O primeiro período de aulas se arrastou mais do que meu interesse durou nas falas lentas e monótonas dos professores. As escadarias da frente se encheram rápido com alguns alunos que preferem tomar um pouco de sol a ficar dentro de um refeitório tedioso. Cutuco minha salada de fruta com o grafo, o doce da maçã e misturando ao ácido do morango na língua.
— Ele já arranjou outro? Que horror…
Alícia torce o nariz, como esteve fazendo desde que comecei a contar que meu querido pai sequer me deixou respirar. Meu momento de liberdade acabou mais cedo do que eu gostaria. Ela é minha melhor amiga e talvez a única sem qualquer interesse em quem eu sou, ou nas coisas que eu tenho, porque ela também tem de tudo. Os pais têm cargos altos na política, então ela meio que me entende. Eles quase nunca estão em casa e o brutamontes dela não a sufoca tanto. Eu até consigo esquecer que ele está por perto, vigiando cada passo dela. Não posso dizer o mesmo sobre o meu.

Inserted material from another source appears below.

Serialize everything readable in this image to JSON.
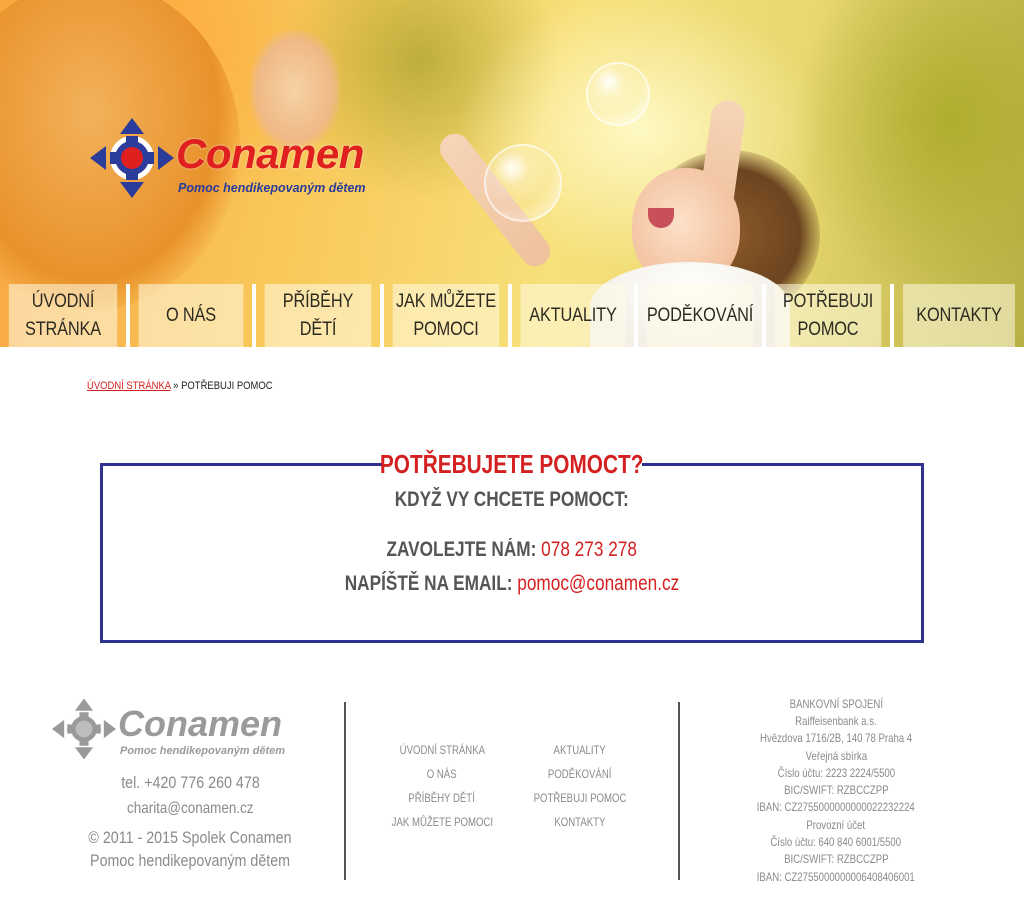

Matteo está encostado na Mercedes estacionada do outro lado da rua, os braços cruzados e parcialmente expostos na camiseta colada ao corpo escultural. O sol o fez tirar a jaqueta e colocar óculos escuros. Típico. Seu maxilar me move mascando outro chiclete conforme mantém os olhos cravados em mim e em Alícia. Me sinto tentada a levantar um dedo, mas apenas espeto uma rodela de banana.
— Quem me dera se meus pais escolhessem um gostoso desse! - Ela morde o lábio inferior, ignorando totalmente seu iogurte com granola. Franzo a testa para o comentário e recebo um suspiro. — O que? Ele é.
— Vinte e cinco anos. - Lembro a ela, que dá de ombros, voltando a comer Matteo com o olhar amendoado. — É contra a lei. Ele seria preso.
— E eu o visitaria. - Alícia leva a colher à boca, demorando-se com a língua nela de propósito. Bato com o dorso da mão no braço dela. — As loucuras que eu faria dentro daquela salinha privada…
— Que nojo, sua pervetida! - Julgo e ela ri em seguida, arrancando uma risada de mim.
As pessoas dessa escola estão acostumadas a verem homens de preto ao redor do prédio como predadores vigiando suas presas, acostumadas o suficiente para mal se incomodarem e seguirem suas vidas com fofocas e reclamações. Encaro Matteo, que abaixa os óculos no meio do nariz, mostrando apenas metade de seu olhar sugestivo. Sou experiente em entender o que um “venha aqui” significa.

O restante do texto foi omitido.